University of Queensland
Talk Session: CLOSING PLENARY KEYNOTE LECTURE
Date: Thursday, June 16, 2023
Talk Time: 04:10 pm - 04:55 pm
Talk Title: Discovery and Applications of Cyclotides: Nature's Ultra-Stable Peptide Scaffolds
David Craik is in the Division of Chemistry and Structural Biology at the Institute for Molecular Bioscience, The University of Queensland, Australia. He discovered the cyclotide family of circular proteins and has characterized the structures of many animal toxins including conotoxins from cone snail venoms. He heads a research team of 35 researchers whose current work focuses on applications of circular proteins, toxins and NMR in drug design.
David has authored over 600 scientific papers, including 6 in Nature/Nature Communications/Nature Neoroscience/Nature Structural Biology/Nature Chemical Biology/Nature Chemistry, 1 in Science, 9 in PNAS and 8 in Angewandte Chemie.

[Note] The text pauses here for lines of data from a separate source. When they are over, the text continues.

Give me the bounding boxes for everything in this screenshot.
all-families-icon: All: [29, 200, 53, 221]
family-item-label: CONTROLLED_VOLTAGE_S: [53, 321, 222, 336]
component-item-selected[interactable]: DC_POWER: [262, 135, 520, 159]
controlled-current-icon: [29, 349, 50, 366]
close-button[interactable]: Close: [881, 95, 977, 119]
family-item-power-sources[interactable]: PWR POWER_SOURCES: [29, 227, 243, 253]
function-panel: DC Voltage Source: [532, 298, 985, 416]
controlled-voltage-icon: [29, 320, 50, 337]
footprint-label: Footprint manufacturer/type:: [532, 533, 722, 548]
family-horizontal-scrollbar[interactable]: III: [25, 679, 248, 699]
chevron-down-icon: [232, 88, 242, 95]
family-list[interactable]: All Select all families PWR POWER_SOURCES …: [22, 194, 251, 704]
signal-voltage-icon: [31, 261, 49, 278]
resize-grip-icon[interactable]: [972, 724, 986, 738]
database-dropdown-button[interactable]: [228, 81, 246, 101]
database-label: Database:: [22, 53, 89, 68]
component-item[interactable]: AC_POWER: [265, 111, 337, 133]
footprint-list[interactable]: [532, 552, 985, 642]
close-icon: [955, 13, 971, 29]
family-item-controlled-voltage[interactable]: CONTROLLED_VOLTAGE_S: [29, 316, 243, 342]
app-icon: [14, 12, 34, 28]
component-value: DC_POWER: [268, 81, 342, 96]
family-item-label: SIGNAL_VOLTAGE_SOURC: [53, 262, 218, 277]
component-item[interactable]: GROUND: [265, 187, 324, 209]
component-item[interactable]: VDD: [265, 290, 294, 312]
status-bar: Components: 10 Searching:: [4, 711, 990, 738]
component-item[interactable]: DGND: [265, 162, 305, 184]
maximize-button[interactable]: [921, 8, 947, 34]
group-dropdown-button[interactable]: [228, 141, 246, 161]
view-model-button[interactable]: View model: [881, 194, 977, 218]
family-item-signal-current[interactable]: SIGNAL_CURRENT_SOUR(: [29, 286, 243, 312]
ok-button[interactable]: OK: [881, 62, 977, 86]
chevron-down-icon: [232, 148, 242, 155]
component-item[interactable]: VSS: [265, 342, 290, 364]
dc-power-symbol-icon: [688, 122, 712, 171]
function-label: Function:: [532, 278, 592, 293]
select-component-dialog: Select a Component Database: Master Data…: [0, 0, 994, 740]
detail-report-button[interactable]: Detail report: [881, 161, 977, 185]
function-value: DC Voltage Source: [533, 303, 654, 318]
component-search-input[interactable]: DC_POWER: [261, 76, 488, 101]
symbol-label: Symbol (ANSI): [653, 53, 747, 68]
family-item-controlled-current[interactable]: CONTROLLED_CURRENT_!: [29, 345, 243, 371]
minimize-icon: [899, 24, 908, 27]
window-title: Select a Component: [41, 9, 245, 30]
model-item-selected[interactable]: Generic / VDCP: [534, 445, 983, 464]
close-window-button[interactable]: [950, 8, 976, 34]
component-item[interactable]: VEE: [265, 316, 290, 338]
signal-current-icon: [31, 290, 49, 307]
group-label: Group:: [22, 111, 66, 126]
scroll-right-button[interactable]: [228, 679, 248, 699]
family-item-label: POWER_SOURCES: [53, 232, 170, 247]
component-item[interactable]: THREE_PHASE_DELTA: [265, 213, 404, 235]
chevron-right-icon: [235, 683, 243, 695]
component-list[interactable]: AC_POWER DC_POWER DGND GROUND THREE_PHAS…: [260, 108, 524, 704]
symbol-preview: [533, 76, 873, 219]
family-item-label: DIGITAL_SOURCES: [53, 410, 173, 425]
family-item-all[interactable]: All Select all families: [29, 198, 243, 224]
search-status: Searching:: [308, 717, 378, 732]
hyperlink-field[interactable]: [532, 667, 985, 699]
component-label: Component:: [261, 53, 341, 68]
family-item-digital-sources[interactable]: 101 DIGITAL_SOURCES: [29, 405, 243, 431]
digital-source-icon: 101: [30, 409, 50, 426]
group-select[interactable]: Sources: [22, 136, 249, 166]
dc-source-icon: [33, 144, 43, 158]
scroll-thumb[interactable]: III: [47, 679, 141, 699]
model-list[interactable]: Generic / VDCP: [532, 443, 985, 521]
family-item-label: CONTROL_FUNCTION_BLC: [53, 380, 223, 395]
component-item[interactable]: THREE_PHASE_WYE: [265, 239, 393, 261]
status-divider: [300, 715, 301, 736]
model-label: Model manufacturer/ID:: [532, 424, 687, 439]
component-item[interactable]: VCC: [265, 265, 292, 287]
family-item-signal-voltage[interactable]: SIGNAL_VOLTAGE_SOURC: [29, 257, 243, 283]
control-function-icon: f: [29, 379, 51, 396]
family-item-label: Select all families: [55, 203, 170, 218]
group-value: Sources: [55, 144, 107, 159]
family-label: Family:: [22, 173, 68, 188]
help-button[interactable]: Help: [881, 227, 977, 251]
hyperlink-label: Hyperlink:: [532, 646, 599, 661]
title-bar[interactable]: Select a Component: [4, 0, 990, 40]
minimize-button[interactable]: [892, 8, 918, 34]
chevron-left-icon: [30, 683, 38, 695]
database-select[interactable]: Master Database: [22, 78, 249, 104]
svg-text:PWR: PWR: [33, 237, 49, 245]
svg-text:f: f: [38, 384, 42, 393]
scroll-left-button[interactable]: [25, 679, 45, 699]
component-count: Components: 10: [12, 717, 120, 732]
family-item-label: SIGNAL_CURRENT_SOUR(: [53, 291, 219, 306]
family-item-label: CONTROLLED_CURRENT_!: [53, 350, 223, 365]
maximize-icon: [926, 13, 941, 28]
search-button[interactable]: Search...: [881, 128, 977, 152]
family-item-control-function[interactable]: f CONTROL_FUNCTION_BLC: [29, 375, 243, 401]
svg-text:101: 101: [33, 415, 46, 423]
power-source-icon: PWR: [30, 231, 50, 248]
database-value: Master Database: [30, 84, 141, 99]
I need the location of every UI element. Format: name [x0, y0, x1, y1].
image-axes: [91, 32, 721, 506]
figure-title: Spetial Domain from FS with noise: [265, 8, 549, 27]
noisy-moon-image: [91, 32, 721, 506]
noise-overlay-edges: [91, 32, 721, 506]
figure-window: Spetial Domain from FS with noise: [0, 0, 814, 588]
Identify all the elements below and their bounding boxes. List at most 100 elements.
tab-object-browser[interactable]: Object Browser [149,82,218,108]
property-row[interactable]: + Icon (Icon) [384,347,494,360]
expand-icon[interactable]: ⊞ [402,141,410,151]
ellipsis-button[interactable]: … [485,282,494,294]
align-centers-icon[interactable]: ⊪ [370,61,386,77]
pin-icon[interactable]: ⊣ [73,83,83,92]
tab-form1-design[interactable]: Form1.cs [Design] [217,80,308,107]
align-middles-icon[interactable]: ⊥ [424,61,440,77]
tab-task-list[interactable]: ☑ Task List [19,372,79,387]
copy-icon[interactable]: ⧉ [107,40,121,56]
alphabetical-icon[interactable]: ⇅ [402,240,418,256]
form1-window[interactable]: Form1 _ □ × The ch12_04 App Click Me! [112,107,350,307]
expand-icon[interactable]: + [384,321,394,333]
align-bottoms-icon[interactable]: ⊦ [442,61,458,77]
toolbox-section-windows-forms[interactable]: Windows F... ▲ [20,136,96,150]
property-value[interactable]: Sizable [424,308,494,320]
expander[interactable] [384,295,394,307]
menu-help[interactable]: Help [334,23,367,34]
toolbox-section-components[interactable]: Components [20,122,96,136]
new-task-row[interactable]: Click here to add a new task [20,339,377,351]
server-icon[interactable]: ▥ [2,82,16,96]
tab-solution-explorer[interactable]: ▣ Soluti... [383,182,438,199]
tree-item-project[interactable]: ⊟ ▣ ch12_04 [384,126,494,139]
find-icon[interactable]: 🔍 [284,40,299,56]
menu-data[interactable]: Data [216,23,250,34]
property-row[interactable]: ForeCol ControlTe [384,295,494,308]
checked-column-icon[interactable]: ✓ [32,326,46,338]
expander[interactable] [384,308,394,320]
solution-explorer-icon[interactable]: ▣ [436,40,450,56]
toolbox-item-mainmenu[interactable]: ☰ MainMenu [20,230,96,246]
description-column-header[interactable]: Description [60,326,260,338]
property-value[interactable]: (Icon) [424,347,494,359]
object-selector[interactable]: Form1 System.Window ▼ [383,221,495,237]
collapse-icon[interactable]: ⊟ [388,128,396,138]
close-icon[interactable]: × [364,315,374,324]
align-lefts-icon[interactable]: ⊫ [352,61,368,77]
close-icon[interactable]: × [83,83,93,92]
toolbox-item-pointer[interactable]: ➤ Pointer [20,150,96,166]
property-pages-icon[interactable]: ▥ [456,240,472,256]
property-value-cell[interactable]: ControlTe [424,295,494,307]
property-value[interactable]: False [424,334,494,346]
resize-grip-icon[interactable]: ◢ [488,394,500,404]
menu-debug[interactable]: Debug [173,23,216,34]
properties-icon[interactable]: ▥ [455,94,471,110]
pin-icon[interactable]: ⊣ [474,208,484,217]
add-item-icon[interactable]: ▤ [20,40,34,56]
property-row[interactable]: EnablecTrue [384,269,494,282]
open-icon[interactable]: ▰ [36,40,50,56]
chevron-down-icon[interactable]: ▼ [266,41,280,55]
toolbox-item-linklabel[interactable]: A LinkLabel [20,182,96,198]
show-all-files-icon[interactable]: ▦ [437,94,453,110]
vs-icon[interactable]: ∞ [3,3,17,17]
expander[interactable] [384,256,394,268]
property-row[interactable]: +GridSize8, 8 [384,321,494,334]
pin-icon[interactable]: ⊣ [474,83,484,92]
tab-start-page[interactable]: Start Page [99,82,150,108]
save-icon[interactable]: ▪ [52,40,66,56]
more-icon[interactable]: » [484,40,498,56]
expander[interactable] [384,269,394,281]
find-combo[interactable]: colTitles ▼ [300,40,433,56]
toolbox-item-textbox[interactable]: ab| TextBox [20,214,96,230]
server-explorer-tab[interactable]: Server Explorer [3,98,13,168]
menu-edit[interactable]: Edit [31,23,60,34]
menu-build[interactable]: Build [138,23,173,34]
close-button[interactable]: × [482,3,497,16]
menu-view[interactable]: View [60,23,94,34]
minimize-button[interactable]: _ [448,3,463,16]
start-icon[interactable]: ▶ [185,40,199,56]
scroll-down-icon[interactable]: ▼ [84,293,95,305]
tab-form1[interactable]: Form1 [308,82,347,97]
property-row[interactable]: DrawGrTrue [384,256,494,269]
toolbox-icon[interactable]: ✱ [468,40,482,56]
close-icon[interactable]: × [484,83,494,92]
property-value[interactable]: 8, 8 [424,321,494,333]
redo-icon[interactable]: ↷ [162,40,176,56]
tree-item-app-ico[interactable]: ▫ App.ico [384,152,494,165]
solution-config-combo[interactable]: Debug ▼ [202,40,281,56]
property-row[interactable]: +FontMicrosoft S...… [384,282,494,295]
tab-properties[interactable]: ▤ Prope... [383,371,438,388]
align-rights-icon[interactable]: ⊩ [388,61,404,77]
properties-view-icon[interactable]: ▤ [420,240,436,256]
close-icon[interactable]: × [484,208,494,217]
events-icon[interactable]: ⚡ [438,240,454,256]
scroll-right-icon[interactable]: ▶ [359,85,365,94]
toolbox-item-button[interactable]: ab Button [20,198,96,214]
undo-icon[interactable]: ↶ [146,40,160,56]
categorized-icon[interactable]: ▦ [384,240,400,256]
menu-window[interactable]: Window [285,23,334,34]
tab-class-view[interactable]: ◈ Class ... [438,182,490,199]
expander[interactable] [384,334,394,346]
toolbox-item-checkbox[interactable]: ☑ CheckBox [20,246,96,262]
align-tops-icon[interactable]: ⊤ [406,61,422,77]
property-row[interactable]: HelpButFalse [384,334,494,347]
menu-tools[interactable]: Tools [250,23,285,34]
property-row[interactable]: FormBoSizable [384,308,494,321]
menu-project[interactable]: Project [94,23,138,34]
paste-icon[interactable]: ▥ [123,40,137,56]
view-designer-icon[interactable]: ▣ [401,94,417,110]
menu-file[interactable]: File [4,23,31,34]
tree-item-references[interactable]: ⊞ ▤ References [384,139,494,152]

He is a Fellow of the Australian Academy of Science and has received numerous awards for his research, including the Ralph F. Hirschmann Award from the American Chemical Society, 2011, Ramaciotti Medal for Excellence in Biomedical Research, 2014, GlaxoSmithKline Award for Research Excellence, 2014, the Vincent du Vigneaud Award from the American Peptide Society, 2015, and the FAOBMB Award for Research Excellence, 2015. He is an Honorary Professor of Jinan University, Guangzhou and has an Honorary Doctorate from Kalmar University in Sweden.
David Craik obtained his Ph.D. in organic chemistry from La Trobe University in Melbourne, Australia and undertook postdoctoral studies at Florida State and Syracuse Universities before taking up a lectureship at the Victorian College of Pharmacy in 1983. He was appointed Professor of Medicinal Chemistry and Head of School in 1988. He moved to University of Queensland in 1995 to set up a new biomolecular NMR laboratory and is currently an Australian Research Council Laureate Fellow.
Our work focuses on the discovery of cyclic peptides in plants and their applications in drug design and agriculture. We have a particular interest in a family of proteins called cyclotides, which comprise ~30 amino acids and incorporate three disulfide bonds arranged in a cystine knot topology, which makes them exceptionally stable.
Cyclotides occur in all plants from the Violaceae family and in certain plants from the Rubiaceae, Cucurbitaceae, Solanaceae, and Fabaceae, where they are present as host defense agents against insects and nematodes.
A single plant may contain dozens to hundreds of cyclotides expressed in a wide range of tissues, including leaf, flower, stem and roots. Their stability and compact structure makes cyclotides an attractive protein framework onto which bioactive peptide epitopes can be grafted to stabilise them.
Because plants produce cyclotides in large quantities, up to 2g/kg plant weight, we are using crop plants as expression systems for the production of pharmaceutically active cyclotides.
This presentation will give an overview on the discovery, biosynthesis and applications of cyclotides, with a focus on recent applications as stable scaffolds in drug design.